Lesson 7 of 9

DOM Scraping, The Safe Way

Sometimes the value is in none of the good places — not the dataLayer, not the URL, not a cookie. It is only printed on the page. Then you scrape the DOM. This is a legitimate tool, but it is the most fragile one you have: it breaks the moment a developer changes the markup, an A/B test swaps the layout, or the page renders in another language. Treat it as a last resort and make it as robust as you can.

Choose stable selectors

The order of preference, most stable first:

data-* attributedata-plan→id#order-total→semantic class.price→nth-childbrittle

A data-* attribute put there for tracking is gold — it exists to be read and rarely changes. A positional selector like "the third div" is the opposite: it works today and silently breaks on the next redesign.

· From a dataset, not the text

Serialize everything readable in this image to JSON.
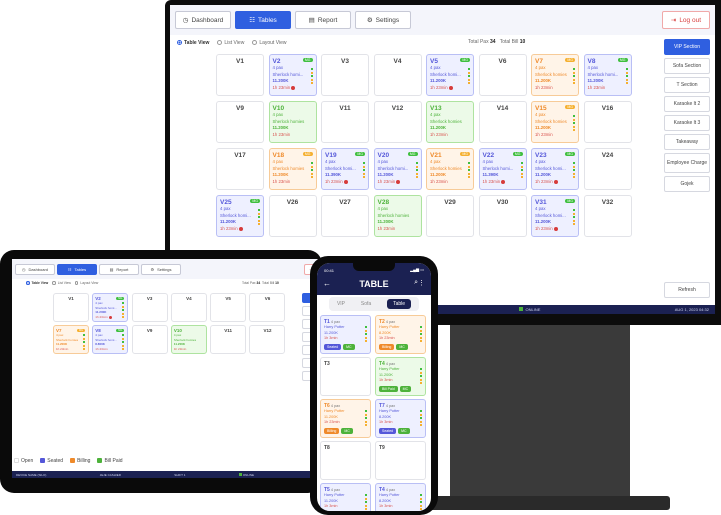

Read defensively, then normalise

Assume the element might be missing and the text might be messy. Never let a scrape throw — a broken variable can take other tags down with it. Return undefined and move on.

function () {
  var el = document.querySelector('[data-plan-price]');
  if (!el) return undefined;                       // guard: element may be gone
  var raw = el.textContent || '';                  // "  $1,499.00 "
  var num = parseFloat(raw.replace(/[^0-9.]/g, '')); // 1499
  return isNaN(num) ? undefined : num;             // never return NaN
}

Then test it in every state that matters: logged in and out, on sale and not, empty cart and full, and in any other locale the site serves. A scrape that only works for the happy path is a slow-motion data quality bug.

Key takeaway

Scrape only when the value lives nowhere better. Prefer data-* attributes over ids over classes over positions, guard against missing elements, normalise the text to a clean value, never throw, and test across states and locales.